Using Relational Concept Networks for Explainable Decision Support.

In decision support systems, information from many different sources must be integrated and interpreted to aid the process of gaining situational understanding. These systems assist users in making the right decisions, for example when under time pressure. In this work, we discuss a controlled automated support tool for gaining situational understanding, where multiple sources of information are integrated. In the domain of operational safety and security, available data is often limited and insufficient for sub-symbolic approaches such as neural networks. Experts generally have high level (symbolic) knowledge but may lack the ability to adapt and apply that knowledge to the current situation.
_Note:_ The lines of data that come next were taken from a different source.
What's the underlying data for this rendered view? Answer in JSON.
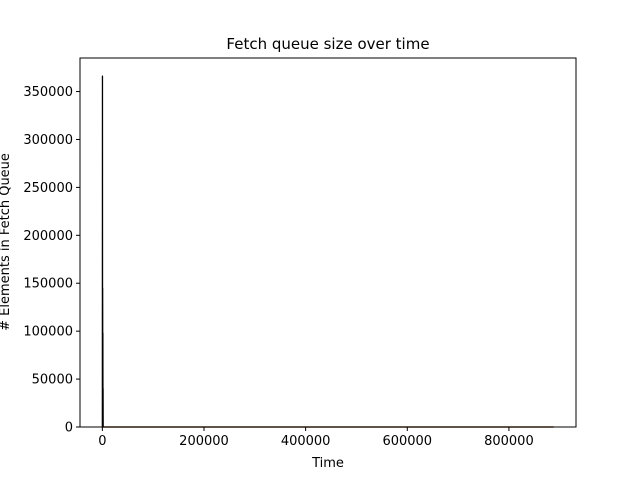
{
  "chart_data": {
    "type": "line",
    "title": "Fetch queue size over time",
    "xlabel": "Time",
    "ylabel": "# Elements in Fetch Queue",
    "xlim": [
      -44000,
      932000
    ],
    "ylim": [
      0,
      385000
    ],
    "xticks": [
      0,
      200000,
      400000,
      600000,
      800000
    ],
    "xtick_labels": [
      "0",
      "200000",
      "400000",
      "600000",
      "800000"
    ],
    "yticks": [
      0,
      50000,
      100000,
      150000,
      200000,
      250000,
      300000,
      350000
    ],
    "ytick_labels": [
      "0",
      "50000",
      "100000",
      "150000",
      "200000",
      "250000",
      "300000",
      "350000"
    ],
    "grid": false,
    "series": [
      {
        "color": "#000000",
        "points": [
          [
            0,
            0
          ],
          [
            200,
            366000
          ],
          [
            400,
            12000
          ],
          [
            600,
            145000
          ],
          [
            800,
            8000
          ],
          [
            1000,
            98000
          ],
          [
            1200,
            3000
          ],
          [
            1400,
            40000
          ],
          [
            1600,
            0
          ],
          [
            888000,
            0
          ]
        ]
      },
      {
        "color": "#ff7f0e",
        "points": [
          [
            0,
            0
          ],
          [
            888000,
            0
          ]
        ]
      }
    ]
  }
}
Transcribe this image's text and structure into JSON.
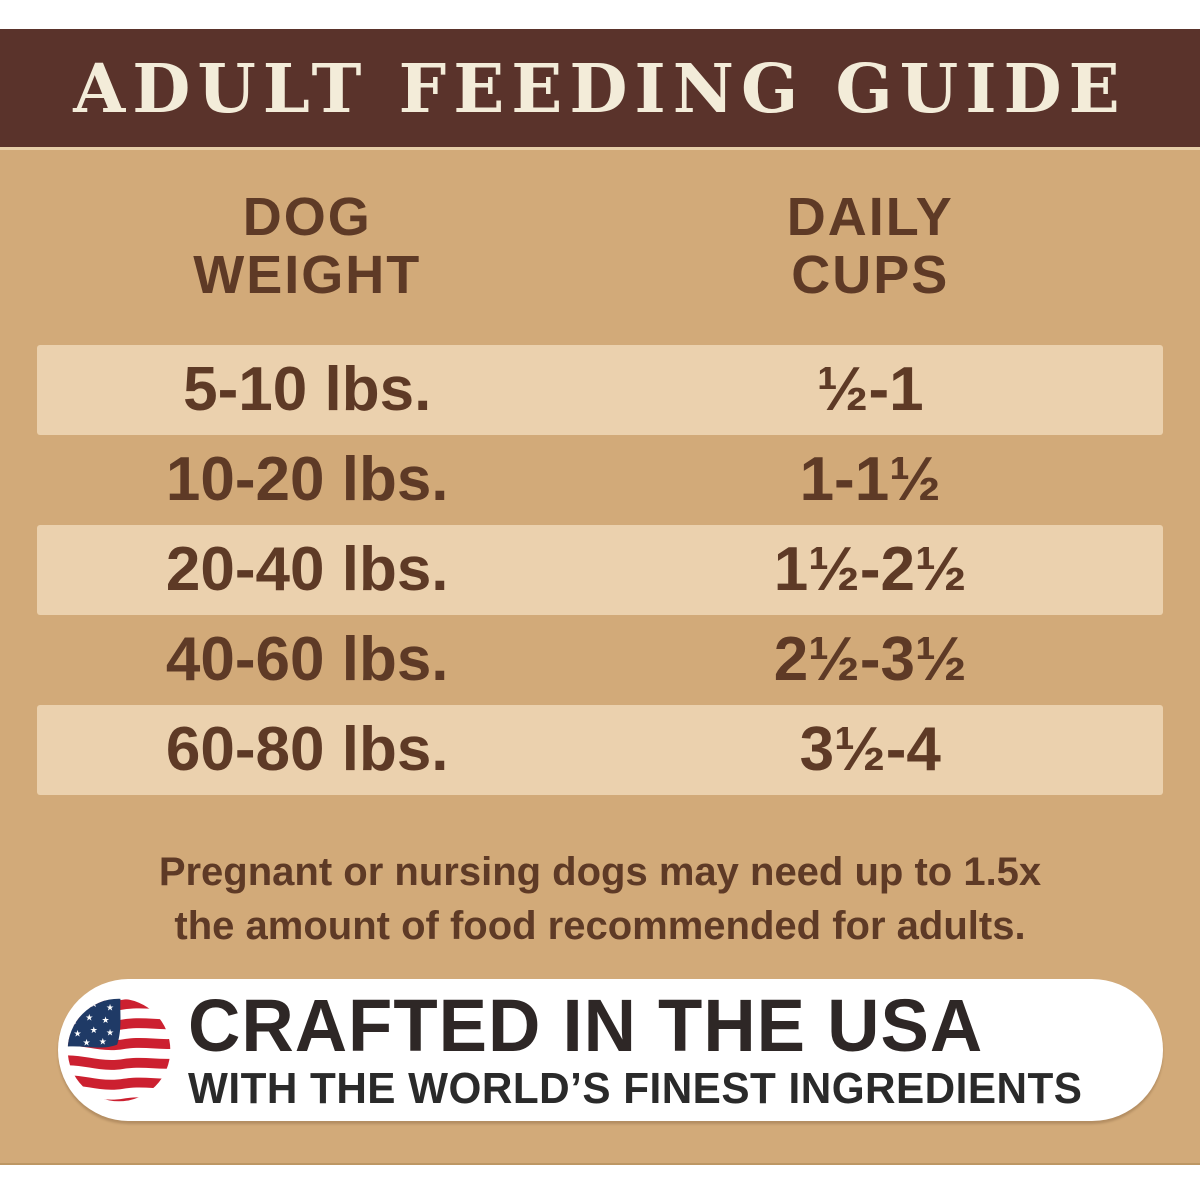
{
  "title": "ADULT FEEDING GUIDE",
  "table": {
    "header": {
      "weight": "DOG\nWEIGHT",
      "cups": "DAILY\nCUPS"
    },
    "rows": [
      {
        "weight": "5-10 lbs.",
        "cups": "½-1"
      },
      {
        "weight": "10-20 lbs.",
        "cups": "1-1½"
      },
      {
        "weight": "20-40 lbs.",
        "cups": "1½-2½"
      },
      {
        "weight": "40-60 lbs.",
        "cups": "2½-3½"
      },
      {
        "weight": "60-80 lbs.",
        "cups": "3½-4"
      }
    ]
  },
  "note": "Pregnant or nursing dogs may need up to 1.5x\nthe amount of food recommended for adults.",
  "footer": {
    "headline": "CRAFTED IN THE USA",
    "subline": "WITH THE WORLD’S FINEST INGREDIENTS",
    "flag_icon": "usa-flag-icon"
  },
  "colors": {
    "band_brown": "#5a332b",
    "title_cream": "#f3ecd9",
    "background_tan": "#d2aa79",
    "stripe_light": "#ebd1ae",
    "text_brown": "#5e3a26",
    "footer_text": "#2e2726",
    "flag_red": "#cc2030",
    "flag_blue": "#1f3a66"
  }
}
In this work, we combine sub-symbolic information and technologies (machine learning) with symbolic knowledge and technologies (from experts or ontologies). This combination offers the potential to steer the interpretation of the little data available with the knowledge of the expert. We created a framework that consists of concepts and relations between those concepts, for which the exact relational importance is not necessarily specified. A machine-learning approach is used to determine the relations that fit the available data. The use of symbolic concepts allows for properties such as explainability and controllability. The framework was tested with expert rules on an attribute dataset of vehicles. The performance with incomplete inputs or smaller training sets was compared to a traditional fully-connected neural network. The results show it as a viable alternative when data is limited or incomplete, and that more semantic meaning can be extracted from the activations of concepts.